We have entered into Executive Severance Agreements with each of our NEOs. These agreements provide for compensation and benefits in the event that the NEO’s employment with us is terminated prior to a Change in Control of Cephalon or on account of a Change in Control of Cephalon. Any of the following situations would constitute a “change of control” under the Executive Severance Agreements:

·       the consummation of certain transactions, including mergers, where more than fifty percent of the combined voting power of our outstanding securities or the sale of more than seventy-five percent of our assets is transferred;

·       the acquisition by any person or entity of the beneficial ownership of securities representing thirty percent or more of the combined voting power of our then outstanding voting securities; or

·       a change in the composition of our Board over a period of twenty-four months or less such that a majority of the Board members ceases to be comprised of individuals who either (x) have been Board members continuously since the beginning of such period, or (y) have been elected or nominated for election as Board members during such period by at least a majority of the Board members described in clause (x) who were still in office at the time such election or nomination was approved by the Board.

To be covered by the Executive Severance Agreements, an NEO must be either terminated “without cause” or subject to a “constructive termination.” A termination of an NEO for “cause” would not trigger any liability to an NEO under the Executive Severance Agreement. Cause is when an NEO has engaged in any act of unethical conduct, willful misconduct, fraud or embezzlement, any unauthorized disclosure of confidential information or trade secrets or any other act that is materially and demonstrably detrimental to the Company.

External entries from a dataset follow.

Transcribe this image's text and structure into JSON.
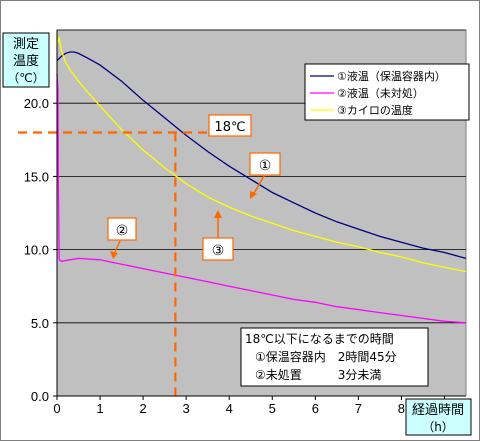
{
  "chart_data": {
    "type": "line",
    "title": "",
    "ylabel": [
      "測定",
      "温度",
      "（℃）"
    ],
    "xlabel": [
      "経過時間",
      "（h）"
    ],
    "xlim": [
      0,
      9.5
    ],
    "ylim": [
      0,
      25
    ],
    "xticks": [
      "0",
      "1",
      "2",
      "3",
      "4",
      "5",
      "6",
      "7",
      "8",
      "9"
    ],
    "yticks": [
      "0.0",
      "5.0",
      "10.0",
      "15.0",
      "20.0"
    ],
    "grid": "horizontal",
    "legend_position": "top-right",
    "colors": {
      "plot_bg": "#c0c0c0",
      "series1": "#000080",
      "series2": "#ff00ff",
      "series3": "#ffff00",
      "marker": "#ff6600"
    },
    "series": [
      {
        "name": "①液温（保温容器内）",
        "x": [
          0,
          0.1,
          0.2,
          0.3,
          0.4,
          0.5,
          0.7,
          1,
          1.5,
          2,
          2.5,
          3,
          3.5,
          4,
          4.5,
          5,
          5.5,
          6,
          6.5,
          7,
          7.5,
          8,
          8.5,
          9,
          9.5
        ],
        "y": [
          22.9,
          23.2,
          23.4,
          23.5,
          23.5,
          23.4,
          23.1,
          22.6,
          21.5,
          20.2,
          19,
          17.8,
          16.7,
          15.7,
          14.8,
          13.9,
          13.2,
          12.5,
          11.9,
          11.4,
          10.9,
          10.5,
          10.1,
          9.8,
          9.4
        ]
      },
      {
        "name": "②液温（未対処）",
        "x": [
          0,
          0.02,
          0.03,
          0.05,
          0.1,
          0.5,
          1,
          1.5,
          2,
          2.5,
          3,
          3.5,
          4,
          4.5,
          5,
          5.5,
          6,
          6.5,
          7,
          7.5,
          8,
          8.5,
          9,
          9.5
        ],
        "y": [
          22,
          21,
          15,
          9.3,
          9.2,
          9.4,
          9.3,
          9,
          8.7,
          8.4,
          8.1,
          7.8,
          7.5,
          7.2,
          6.9,
          6.6,
          6.4,
          6.1,
          5.9,
          5.7,
          5.5,
          5.3,
          5.1,
          5
        ]
      },
      {
        "name": "③カイロの温度",
        "x": [
          0,
          0.05,
          0.1,
          0.2,
          0.3,
          0.5,
          0.7,
          1,
          1.5,
          2,
          2.5,
          3,
          3.5,
          4,
          4.5,
          5,
          5.5,
          6,
          6.5,
          7,
          7.5,
          8,
          8.5,
          9,
          9.5
        ],
        "y": [
          24,
          24.5,
          23.6,
          22.8,
          22.3,
          21.5,
          20.8,
          19.8,
          18.2,
          16.8,
          15.6,
          14.5,
          13.6,
          12.9,
          12.3,
          11.8,
          11.3,
          10.9,
          10.5,
          10.2,
          9.8,
          9.5,
          9.1,
          8.8,
          8.5
        ]
      }
    ],
    "annotations": {
      "threshold_label": "18℃",
      "threshold_y": 18,
      "threshold_x": 2.75,
      "callout1": "①",
      "callout2": "②",
      "callout3": "③",
      "info_lines": [
        "18℃以下になるまでの時間",
        "①保温容器内　2時間45分",
        "②未処置　　　3分未満"
      ]
    }
  }
}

The definition of a “constructive termination” depends on the NEO. For Dr. Baldino, he would be subject to a constructive termination if:

·       prior to a change in control, he voluntarily resigns because either (i) we change his position, resulting in a material reduction in his level of responsibility or (ii) we reduce his base salary by more than twenty-five percent; or

·       after or in connection with a change in control, he voluntarily resigns because we, or our successor, without his consent, (i) changes his position, resulting in a material reduction in his level of responsibility, (ii) reduces his aggregate level of compensation (including base salary, significant fringe benefits or any non-discretionary and objective-standard incentive payment or bonus award) by more than ten percent, or (iii) relocates his place of employment by more than fifty miles.

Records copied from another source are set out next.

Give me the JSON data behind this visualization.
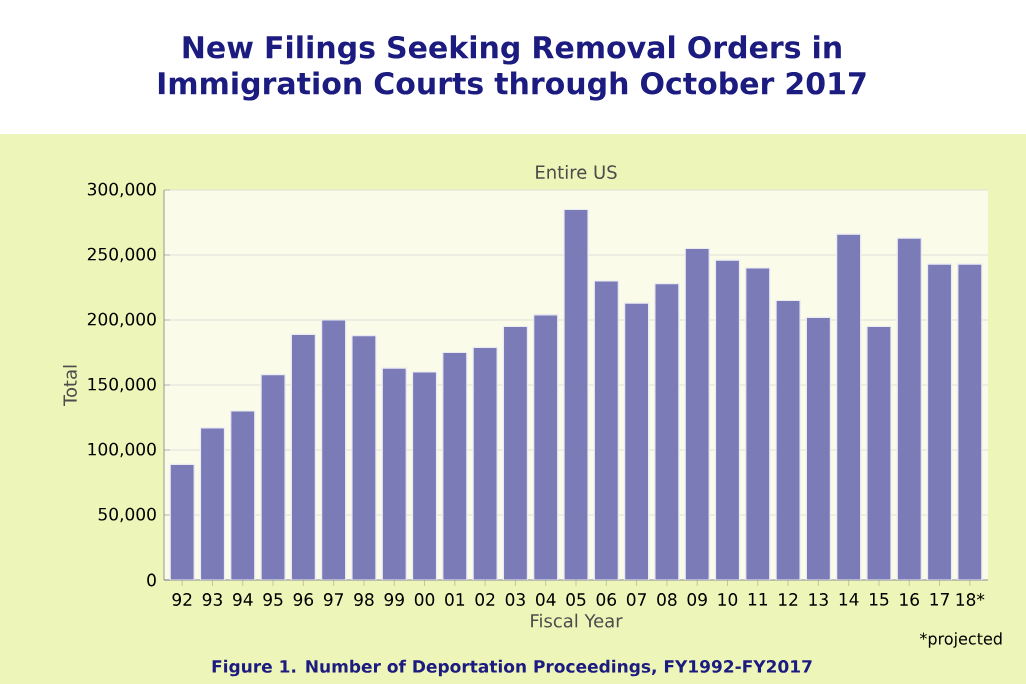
{
  "chart_data": {
    "type": "bar",
    "title": "New Filings Seeking Removal Orders in Immigration Courts through October 2017",
    "subtitle": "Entire US",
    "xlabel": "Fiscal Year",
    "ylabel": "Total",
    "categories": [
      "92",
      "93",
      "94",
      "95",
      "96",
      "97",
      "98",
      "99",
      "00",
      "01",
      "02",
      "03",
      "04",
      "05",
      "06",
      "07",
      "08",
      "09",
      "10",
      "11",
      "12",
      "13",
      "14",
      "15",
      "16",
      "17",
      "18*"
    ],
    "values": [
      89000,
      117000,
      130000,
      158000,
      189000,
      200000,
      188000,
      163000,
      160000,
      175000,
      179000,
      195000,
      204000,
      285000,
      230000,
      213000,
      228000,
      255000,
      246000,
      240000,
      215000,
      202000,
      266000,
      195000,
      263000,
      243000,
      243000
    ],
    "color": "#7b7bb8",
    "ylim": [
      0,
      300000
    ],
    "yticks": [
      {
        "value": 0,
        "label": "0"
      },
      {
        "value": 50000,
        "label": "50,000"
      },
      {
        "value": 100000,
        "label": "100,000"
      },
      {
        "value": 150000,
        "label": "150,000"
      },
      {
        "value": 200000,
        "label": "200,000"
      },
      {
        "value": 250000,
        "label": "250,000"
      },
      {
        "value": 300000,
        "label": "300,000"
      }
    ],
    "grid": "y",
    "annotations": [
      "*projected",
      "Figure 1. Number of Deportation Proceedings, FY1992-FY2017"
    ]
  }
}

For our other NEOs, each is considered subject to a constructive termination if, after or in connection with a change in control, the NEO voluntarily resigns because we, or our successor, without the NEO’s consent, (i) changes his or her position which materially reduces the level of responsibility, (ii) reduces his or her aggregate level of compensation (including base salary, significant fringe benefits or any non-discretionary and objective-standard incentive payment or bonus award) by more than ten percent, or (iii) relocates the NEO’s place of employment by more than fifty miles.

The Executive Severance Agreements require, as a precondition to the receipt of any benefits, that the NEO sign a standard form of release waiving any and all current and future claims against the Company relating to his or her employment with, or termination by, the Company.

An NEO is not eligible for the benefits set forth in the Executive Severance Agreement if his or her employment is terminated due to a “Disability.” Instead, an NEO will receive disability benefits under any disability program maintained by the Company that covers the NEO. Likewise, in the case of a termination due to death of an NEO, an NEO will receive benefits only under any program (including life insurance) maintained by the Company that covers the NEO.